🤖 AI Summary
This study addresses the growing shortage of peer reviewers amid the rapid expansion of artificial intelligence research, which threatens the quality and sustainability of scholarly peer review. Departing from prevailing approaches that rely on fully automated review generation, this work pioneers a human-centered framework that positions large language models (LLMs) as tools for cultivating reviewer expertise. The proposed framework comprises two complementary components: an interactive guidance system grounded in high-quality reviewing principles to support long-term skill development, and an immediate feedback mechanism designed to enhance the quality of individual reviews. By prioritizing reviewers’ professional growth and the long-term health of the academic ecosystem, this approach offers a viable pathway toward human–AI collaboration in building a more robust and sustainable peer review system.
📝 Abstract
The rapid expansion of AI research has intensified the Reviewer Gap, threatening the peer-review sustainability and perpetuating a cycle of low-quality evaluations.

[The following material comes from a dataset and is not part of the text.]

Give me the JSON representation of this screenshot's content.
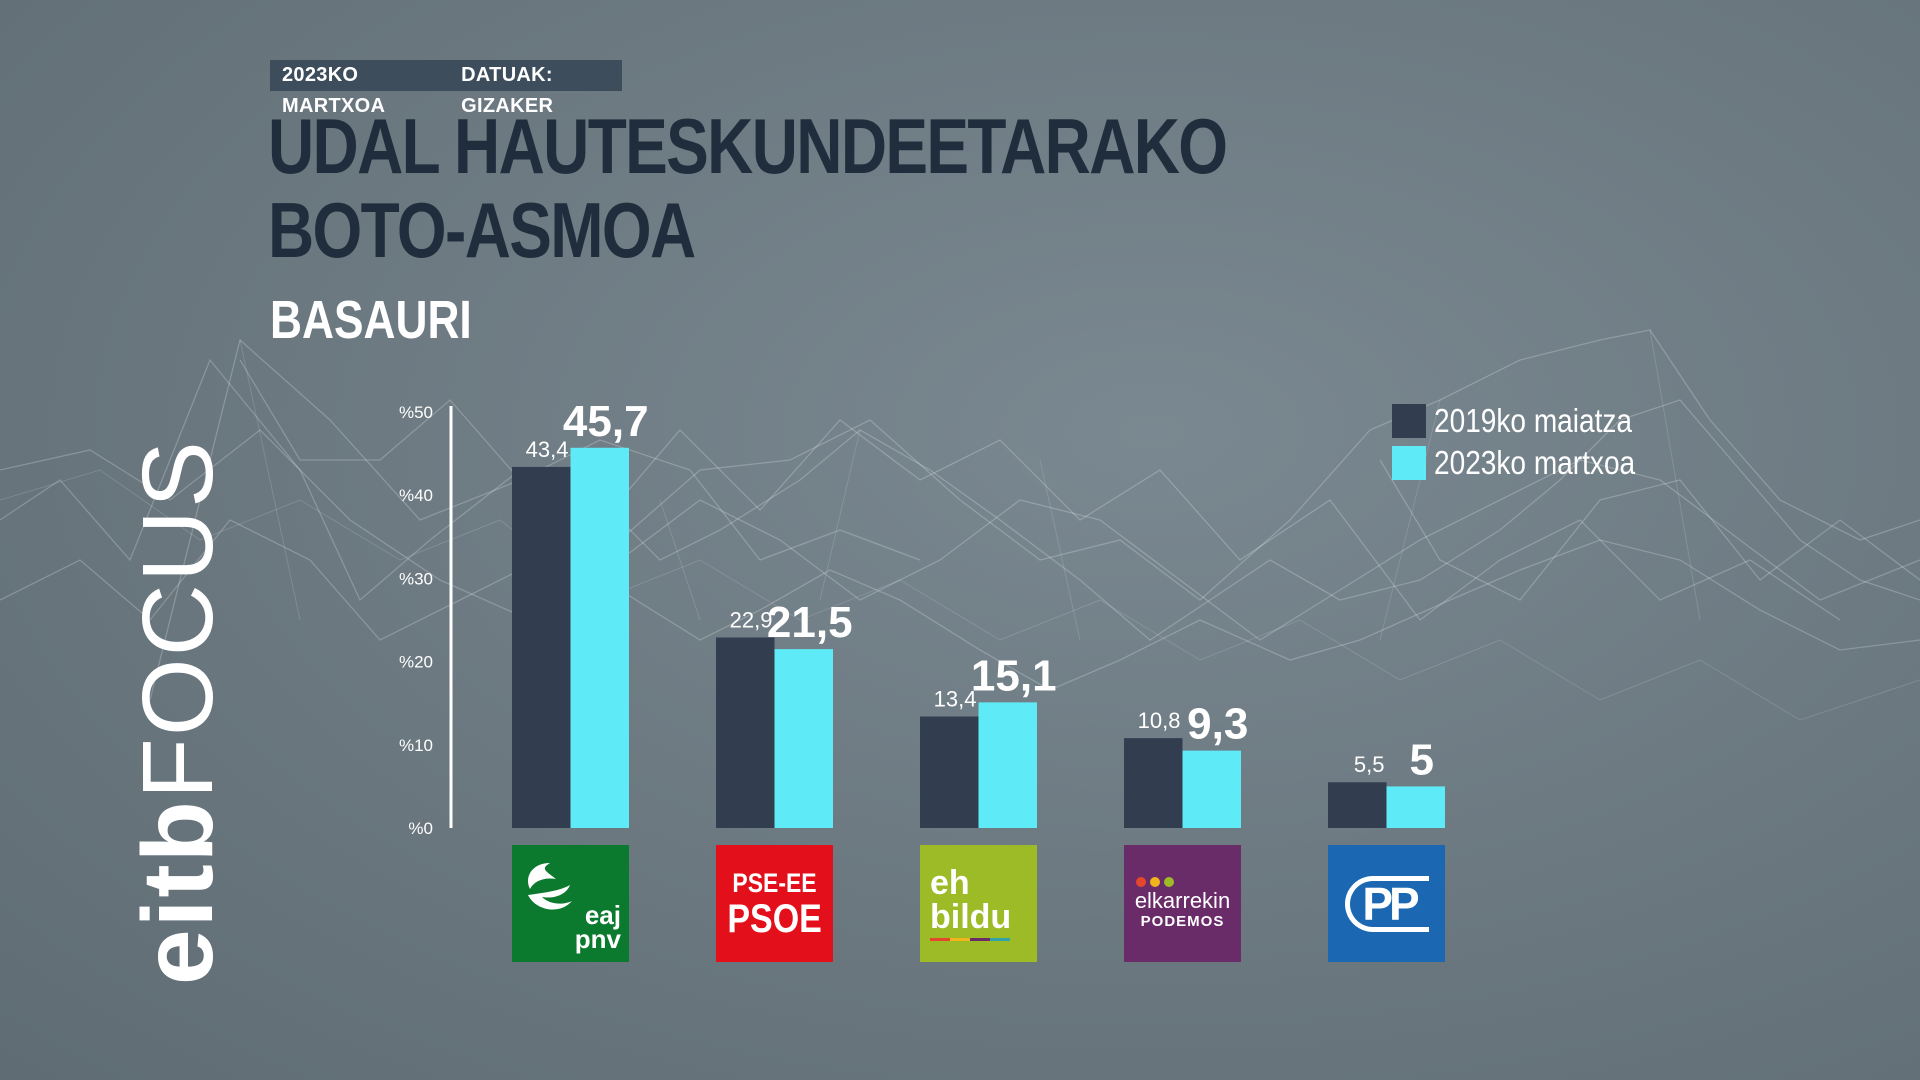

This position paper critiques existing LLM approaches that automatically generate reviews and argues for a paradigm shift that positions LLMs as tools for assisting and educating human reviewers. We define the core principles of high-quality peer review and propose two complementary systems grounded in these foundations: (i) an LLM-assisted mentoring system that cultivates reviewers'long-term competencies, and (ii) an LLM-assisted feedback system that helps reviewers refine the quality of their reviews. This human-centered approach aims to strengthen reviewer expertise and contribute to building a more sustainable scholarly ecosystem.